Unlock a world of possibilities! Login now and discover the exclusive benefits awaiting you.
Hello everyone,
I have a question regarding to the tS3Put component of Talend.
The use-case here is that there is sensetive data in one MySQL database (and another MS SQL Server database) and the tables have to be copied to the S3 Bucket. I do not want to store locally any tables as files but stream it directly to the AWS S3 Bucket (probably in an anonymized way). As I understand the documentation of the tS3Put it should be possible to "upload data onto S3 from cache memory via the streaming mode" (Talend Documentation) which is supported since Talend Studio 7.
How do I achive that?
More information about a simple job is provided by the screenshots.
@tomtailor ,check the below link to use stream option.
https://help.talend.com/reader/og0CEvPpYA_lek9vzkTKig/FqKUw_PbNWEpKBOGkBcAeQ
Thanks @manodwhb but I already saw this site and does not help me. Its more about how to use the tS3Put component with "Stream" from a CSV-file (tFileOutputDelimited) in memory.
How can I do this?
Hey Tom,
Did you ever figure out how to configure this? I'm looking to do the same sort of thing and I haven't been able to get stream to work with the tS3Put component.
Any help or guidance would be greatly appreciated.
Best,
Ryan
Hello,
For a simple use-case you can refer to this sample job here:
https://github.com/Talend/tuj/tree/master/tuj/java/Amazon/S3/TDI40201_tS3Put_SmallStream
It basically uses:
java.io.FileInputStream stream = new java.io.FileInputStream(context.data_output_dir + "/" + jobName + "/out.csv");
globalMap.put("stream", stream);
And inside S3Put:
(java.io.FileInputStream)globalMap.get("stream")
I also did a quick test with multiple threads.
tSleep is not needed but it proves that we can flush and close the OutputStream before we start to consume it.
This relies on java PipedInput / PipedOutputStream.
We create an Output and an Input stream and link them together.
(Inspiration came from https://stackoverflow.com/questions/5778658/how-to-convert-outputstream-to-inputstream )
In a tJava we prepare these streams:
java.io.PipedInputStream in = new java.io.PipedInputStream();
final java.io.PipedOutputStream out = new java.io.PipedOutputStream(in);
globalMap.put("inputStream", in);
globalMap.put("outputStream",out);
Once this is done we can create our parallel threads via tParallellize.
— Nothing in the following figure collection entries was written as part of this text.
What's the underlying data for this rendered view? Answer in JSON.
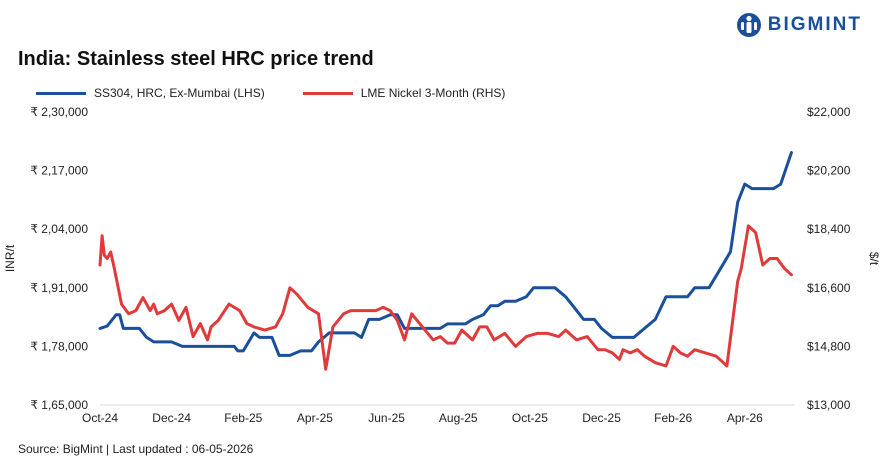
{
  "title": "India: Stainless steel HRC price trend",
  "brand": {
    "name": "BIGMINT",
    "logo_icon": "bigmint-logo-icon",
    "color": "#1a4f9c"
  },
  "source": "Source: BigMint | Last updated : 06-05-2026",
  "chart_data": {
    "type": "line",
    "title": "India: Stainless steel HRC price trend",
    "ylabel": "INR/t",
    "y2label": "$/t",
    "ylim": [
      165000,
      230000
    ],
    "y2lim": [
      13000,
      22000
    ],
    "yticks": [
      "₹ 1,65,000",
      "₹ 1,78,000",
      "₹ 1,91,000",
      "₹ 2,04,000",
      "₹ 2,17,000",
      "₹ 2,30,000"
    ],
    "y2ticks": [
      "$13,000",
      "$14,800",
      "$16,600",
      "$18,400",
      "$20,200",
      "$22,000"
    ],
    "xticks": [
      "Oct-24",
      "Dec-24",
      "Feb-25",
      "Apr-25",
      "Jun-25",
      "Aug-25",
      "Oct-25",
      "Dec-25",
      "Feb-26",
      "Apr-26"
    ],
    "xrange": [
      0,
      19.4
    ],
    "grid": false,
    "legend_position": "top-left",
    "series": [
      {
        "name": "SS304, HRC, Ex-Mumbai (LHS)",
        "axis": "left",
        "color": "#1a4f9c",
        "x": [
          0,
          0.2,
          0.45,
          0.55,
          0.65,
          0.8,
          1.1,
          1.3,
          1.5,
          1.7,
          2.0,
          2.3,
          2.6,
          2.9,
          3.2,
          3.5,
          3.75,
          3.85,
          4.0,
          4.3,
          4.45,
          4.6,
          4.8,
          5.0,
          5.3,
          5.6,
          5.9,
          6.1,
          6.4,
          6.7,
          6.9,
          7.1,
          7.3,
          7.5,
          7.8,
          8.1,
          8.3,
          8.5,
          8.7,
          9.0,
          9.3,
          9.5,
          9.7,
          10.0,
          10.2,
          10.4,
          10.7,
          10.9,
          11.1,
          11.3,
          11.6,
          11.9,
          12.1,
          12.4,
          12.7,
          13.0,
          13.2,
          13.5,
          13.8,
          14.0,
          14.3,
          14.6,
          14.9,
          15.2,
          15.5,
          15.8,
          16.0,
          16.2,
          16.4,
          16.6,
          16.8,
          17.0,
          17.3,
          17.6,
          17.8,
          18.0,
          18.2,
          18.5,
          18.8,
          19.0,
          19.3
        ],
        "values": [
          182000,
          182500,
          185000,
          185000,
          182000,
          182000,
          182000,
          180000,
          179000,
          179000,
          179000,
          178000,
          178000,
          178000,
          178000,
          178000,
          178000,
          177000,
          177000,
          181000,
          180000,
          180000,
          180000,
          176000,
          176000,
          177000,
          177000,
          179000,
          181000,
          181000,
          181000,
          181000,
          180000,
          184000,
          184000,
          185000,
          185000,
          182000,
          182000,
          182000,
          182000,
          182000,
          183000,
          183000,
          183000,
          184000,
          185000,
          187000,
          187000,
          188000,
          188000,
          189000,
          191000,
          191000,
          191000,
          189000,
          187000,
          184000,
          184000,
          182000,
          180000,
          180000,
          180000,
          182000,
          184000,
          189000,
          189000,
          189000,
          189000,
          191000,
          191000,
          191000,
          195000,
          199000,
          210000,
          214000,
          213000,
          213000,
          213000,
          214000,
          221000
        ]
      },
      {
        "name": "LME Nickel 3-Month (RHS)",
        "axis": "right",
        "color": "#e03a3a",
        "x": [
          0,
          0.06,
          0.12,
          0.2,
          0.3,
          0.4,
          0.6,
          0.8,
          1.0,
          1.2,
          1.4,
          1.5,
          1.6,
          1.8,
          2.0,
          2.2,
          2.4,
          2.6,
          2.8,
          3.0,
          3.1,
          3.3,
          3.6,
          3.9,
          4.1,
          4.3,
          4.6,
          4.9,
          5.1,
          5.3,
          5.5,
          5.8,
          6.1,
          6.3,
          6.5,
          6.8,
          7.0,
          7.2,
          7.4,
          7.7,
          7.9,
          8.1,
          8.3,
          8.5,
          8.7,
          9.0,
          9.3,
          9.5,
          9.7,
          9.9,
          10.1,
          10.4,
          10.6,
          10.8,
          11.0,
          11.3,
          11.6,
          11.9,
          12.2,
          12.5,
          12.8,
          13.0,
          13.3,
          13.6,
          13.9,
          14.1,
          14.3,
          14.5,
          14.6,
          14.8,
          15.0,
          15.2,
          15.5,
          15.8,
          16.0,
          16.2,
          16.4,
          16.6,
          16.9,
          17.2,
          17.5,
          17.8,
          17.9,
          18.1,
          18.3,
          18.5,
          18.7,
          18.9,
          19.1,
          19.3
        ],
        "values": [
          17300,
          18200,
          17600,
          17500,
          17700,
          17200,
          16100,
          15800,
          15900,
          16300,
          15900,
          16100,
          15800,
          15900,
          16100,
          15600,
          16000,
          15100,
          15500,
          15000,
          15400,
          15600,
          16100,
          15900,
          15500,
          15400,
          15300,
          15400,
          15800,
          16600,
          16400,
          16000,
          15800,
          14100,
          15400,
          15800,
          15900,
          15900,
          15900,
          15900,
          16000,
          15900,
          15600,
          15000,
          15800,
          15400,
          15000,
          15100,
          14900,
          14900,
          15300,
          15000,
          15400,
          15400,
          15000,
          15200,
          14800,
          15100,
          15200,
          15200,
          15100,
          15300,
          15000,
          15100,
          14700,
          14700,
          14600,
          14400,
          14700,
          14600,
          14700,
          14500,
          14300,
          14200,
          14800,
          14600,
          14500,
          14700,
          14600,
          14500,
          14200,
          16800,
          17200,
          18500,
          18300,
          17300,
          17500,
          17500,
          17200,
          17000
        ]
      }
    ]
  }
}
FileOutputDelimited will use a stream and write to:
((java.io.PipedOutputStream)globalMap.get("outputStream"))
Once it is done with writing we need to flush the stream (tJava):
java.io.PipedOutputStream outPipe = ((java.io.PipedOutputStream)globalMap.get("outputStream"));
outPipe.flush();
outPipe.close();
Meanwhile in the tS3Put we use:
((java.io.PipedInputStream)globalMap.get("inputStream"))
I hope this helps.